Beranda Mimbar Ide Radikalisme Agama dan Kelangkaan Minyak Goreng

Radikalisme Agama dan Kelangkaan Minyak Goreng

0
Panji Hartono

Oleh : Panji Hartono*

Terhitung beberapa hari lagi, umat muslim akan memasuki Bulan Suci Ramadhan, bulan yang penuh kemuliaan. Bangsa Indonesia sebagai Bangsa muslim terbesar di dunia tentu merasa bahagia dengan kedatangan bulan Ramadhan, kebahagiaan dalam menyambut bulan suci Ramadhan semoga menjadi energi positif dalam menyiapkan diri menerima tamu agung tersebut.

Akhir-akhir ini, mendekati bulan suci Ramadhan, negeri ini dibuat gaduh dengan kelangkaan minyak Goreng dan Solar. Ibu-ibu mesti antri berjam-jam agar mendapatkan minyak, sedangkan supir truk yang kebanyakan bapak-bapak juga harus ikut merasakan antrian panjang berjam-jam untuk mendapatkan solar, Sebuah situasi yang bisa memicu distabilitas sosial dan jika berlangsung terus-menerus akan melahirkan efek domino yang kurang sehat dalam kehidupan sosial-masyarakat kita.

Selain kelangkaan minyak dan solar, perhatian publik juga disita oleh munculnya daftar nama-nama di berbagai media tentang pendakwah/penceramah yang disinyalir berpaham dan mengajarkan ajaran radikal atau intoleran.

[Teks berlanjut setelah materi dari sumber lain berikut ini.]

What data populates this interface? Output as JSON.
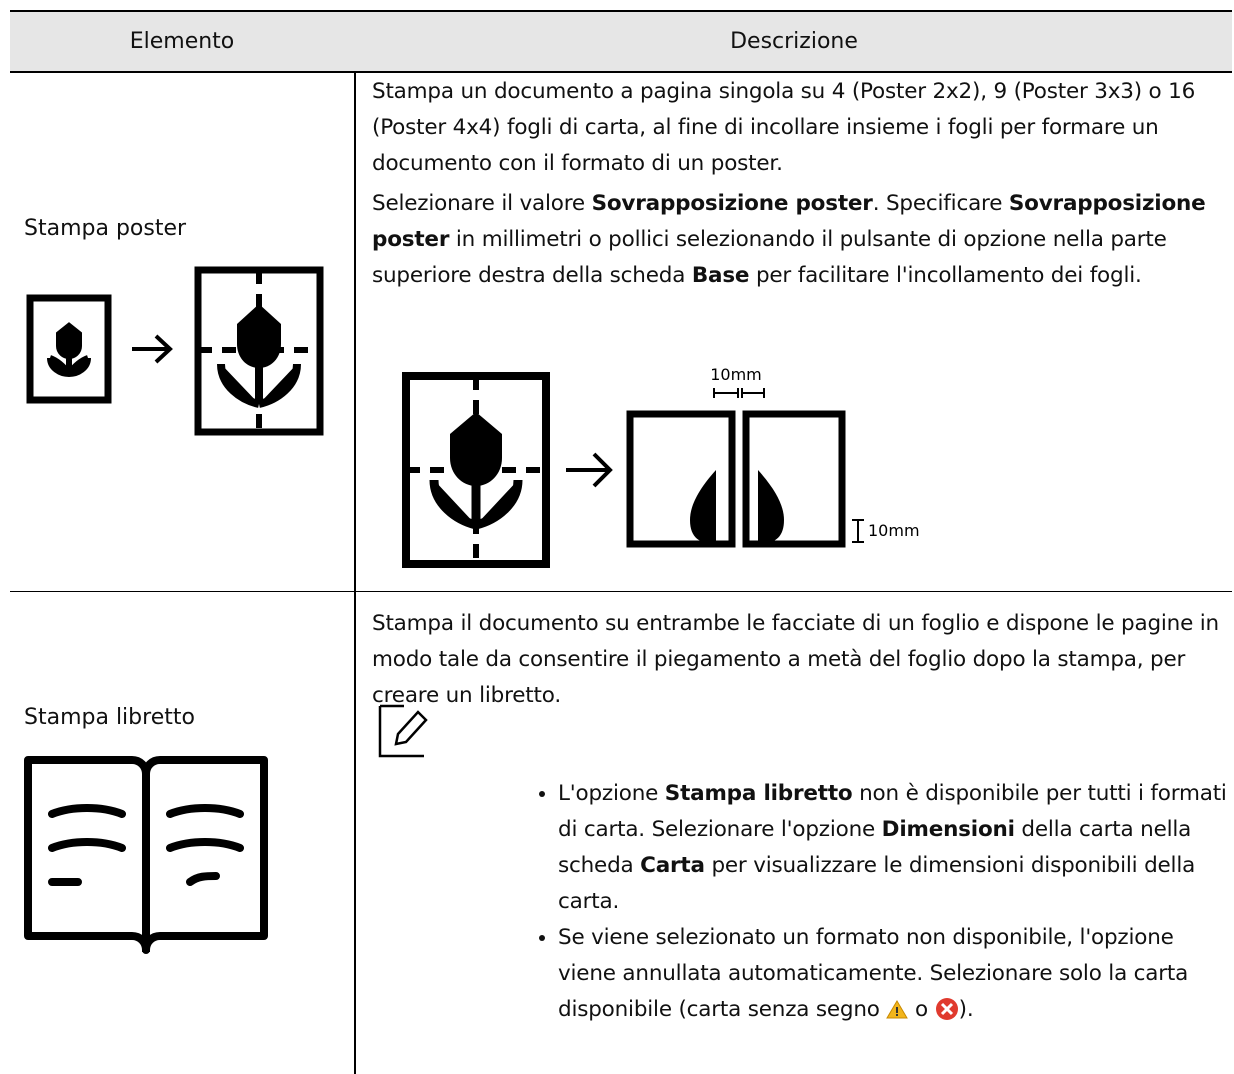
{
  "table": {
    "header": [
      "Elemento",
      "Descrizione"
    ],
    "rows": [
      {
        "label": "Stampa poster",
        "description": [
          [
            "Stampa un documento a pagina singola su 4 (Poster 2x2), 9 (Poster 3x3) o 16 (Poster 4x4) fogli di carta, al fine di incollare insieme i fogli per formare un documento con il formato di un poster."
          ],
          [
            "Selezionare il valore ",
            "Sovrapposizione poster",
            ". Specificare ",
            "Sovrapposizione poster",
            " in millimetri o pollici selezionando il pulsante di opzione nella parte superiore destra della scheda ",
            "Base",
            " per facilitare l'incollamento dei fogli."
          ]
        ],
        "figure_labels": [
          "10mm",
          "10mm"
        ]
      },
      {
        "label": "Stampa libretto",
        "description": [
          [
            "Stampa il documento su entrambe le facciate di un foglio e dispone le pagine in modo tale da consentire il piegamento a metà del foglio dopo la stampa, per creare un libretto."
          ]
        ],
        "notes": [
          [
            "L'opzione ",
            "Stampa libretto",
            " non è disponibile per tutti i formati di carta. Selezionare l'opzione ",
            "Dimensioni",
            " della carta nella scheda ",
            "Carta",
            " per visualizzare le dimensioni disponibili della carta."
          ],
          [
            "Se viene selezionato un formato non disponibile, l'opzione viene annullata automaticamente. Selezionare solo la carta disponibile (carta senza segno ",
            " o ",
            ")."
          ]
        ]
      }
    ]
  }
}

Nama-nama tersebut muncul di jagad media tidak lama berselang setelah Presiden Jokowidodo menyampaikan pidato pada sebuah acara Rapim TNI/POLRI di mabes TNI, jakarta, 1 Maret 2022. Pada pidato tersebut presiden Jokowidodo menekankan agar istri TNI/POLRI jangan sampai membuat acara keagamaan yang mengundang penceramah Radikal/intoleran.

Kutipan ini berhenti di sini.